1) Studying English may be a better career option than science / engineering
There’s no denying that the typical computer science major makes more money shortly after graduation than the typical English major.
Contrary to popular belief, English majors ages 25 to 29 had a lower unemployment rate in 2017 than math and computer science majors.
That early STEM pay premium also fades quickly, according to research from Harvard. After about a decade, STEM majors start exiting their job fields as their skills are no longer the latest and greatest. In contrast, many humanities majors work their way to high-earning management positions. By middle age, average pay looks very similar across many majors.

2) Amazon starts making private label alcohol
Amazon is adding to its own-label product line with its first spirit brand in the U.K. called Tovess Gin. Amazon has been expanding its own range of goods, listed under “Our Brands”, which are created by Amazon or its partners and sold exclusively on the site. These benefit Amazon by offering better margins and can be used to help persuade big brands to cut prices. Tovess gin is the only alcohol product listed as an Amazon brand on the U.K. site, while other groceries include Amazon Brand Solimo coffee capsules, Presto! kitchen rolls and Happy Belly dried fruit and nuts.

3) McDonalds is using ML and AI to make you order more
The chain has digital boards programmed to market that food more strategically, taking into account such factors as the time of day, the weather, the popularity of certain menu items and the length of the wait. On a hot afternoon, for example, the board might promote soda rather than coffee. At the conclusion of every transaction, screens now display a list of recommendations, nudging customers to order more.
At some drive-throughs, McDonald’s has tested technology that can recognize license-plate numbers, allowing the company to tailor a list of suggested purchases to a customer’s previous orders, as long as the person agrees to sign away the data.
In March, McDonald’s spent more than $300 million to buy Dynamic Yield, the Tel Aviv-based company that developed the artificial intelligence tools now used at thousands of McDonald’s drive-throughs.
The deal “has changed the way the high-tech industry thinks about potential M&A,” said Liad Agmon, a former Israeli intelligence official who co-founded Dynamic Yield. “We’ll see more nontraditional tech companies buying tech companies as an accelerator for their digital efforts.
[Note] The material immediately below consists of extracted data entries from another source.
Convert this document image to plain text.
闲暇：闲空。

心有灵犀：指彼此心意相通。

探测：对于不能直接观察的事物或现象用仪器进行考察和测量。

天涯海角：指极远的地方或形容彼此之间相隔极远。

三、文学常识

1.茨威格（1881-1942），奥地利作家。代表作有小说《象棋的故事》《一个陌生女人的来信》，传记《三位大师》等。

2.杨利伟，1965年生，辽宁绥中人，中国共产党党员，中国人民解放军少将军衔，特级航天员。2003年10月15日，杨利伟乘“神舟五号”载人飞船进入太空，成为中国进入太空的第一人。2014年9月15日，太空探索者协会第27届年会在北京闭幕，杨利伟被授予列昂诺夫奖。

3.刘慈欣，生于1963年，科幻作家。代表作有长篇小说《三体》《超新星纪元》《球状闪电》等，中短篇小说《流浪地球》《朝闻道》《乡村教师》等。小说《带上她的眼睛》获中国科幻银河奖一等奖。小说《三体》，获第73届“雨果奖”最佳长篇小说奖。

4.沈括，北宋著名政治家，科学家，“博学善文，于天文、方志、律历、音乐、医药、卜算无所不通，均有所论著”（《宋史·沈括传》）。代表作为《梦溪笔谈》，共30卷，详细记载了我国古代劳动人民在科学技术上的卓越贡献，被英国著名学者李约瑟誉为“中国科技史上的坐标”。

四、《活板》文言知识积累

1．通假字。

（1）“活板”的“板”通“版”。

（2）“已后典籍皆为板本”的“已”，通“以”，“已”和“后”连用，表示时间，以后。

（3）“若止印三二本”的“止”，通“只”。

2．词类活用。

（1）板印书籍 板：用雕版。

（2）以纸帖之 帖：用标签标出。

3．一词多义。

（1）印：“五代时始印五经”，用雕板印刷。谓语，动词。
It was genius on McDonald’s side.”

4) When Peter Lynch speaks, we listen
On the way to work, the amount of bad news you could hear is almost infinite now. So the question is: Can you take that? Do you really have faith that 10 years, 20 years, 30 years from now common stocks are the place to be. If you believe in that, you should have some money in equity funds.
It's a question of what's your tolerance for pain. There will still be declines. It might be tomorrow. It might be a year from now. Who knows when it's going to happen? The question is: Are you ready—do you have the stomach for this?
More people have lost money waiting for corrections and anticipating corrections than in the actual corrections. I mean, trying to predict market highs and lows is not productive.

5) Nike goes hi-tech, gets a tech CEO for itself
Donahoe is currently the CEO of ServiceNow, a provider of cloud-computing services for global businesses. Prior to that, he served as CEO of eBay from 2008 to 2015, and also did a stint as CEO and managing director of the management consultancy Bain & Co. He may not sound like the most obvious choice to succeed Parker, who started at the company as a footwear designer and has deep knowledge and experience in sneakers. What Donahoe does understand is technology, something Nike has been investing in heavily. Last year it acquired the data-analytics firm Zodiac. This year it bought Celect, a company specializing in predictive analytics.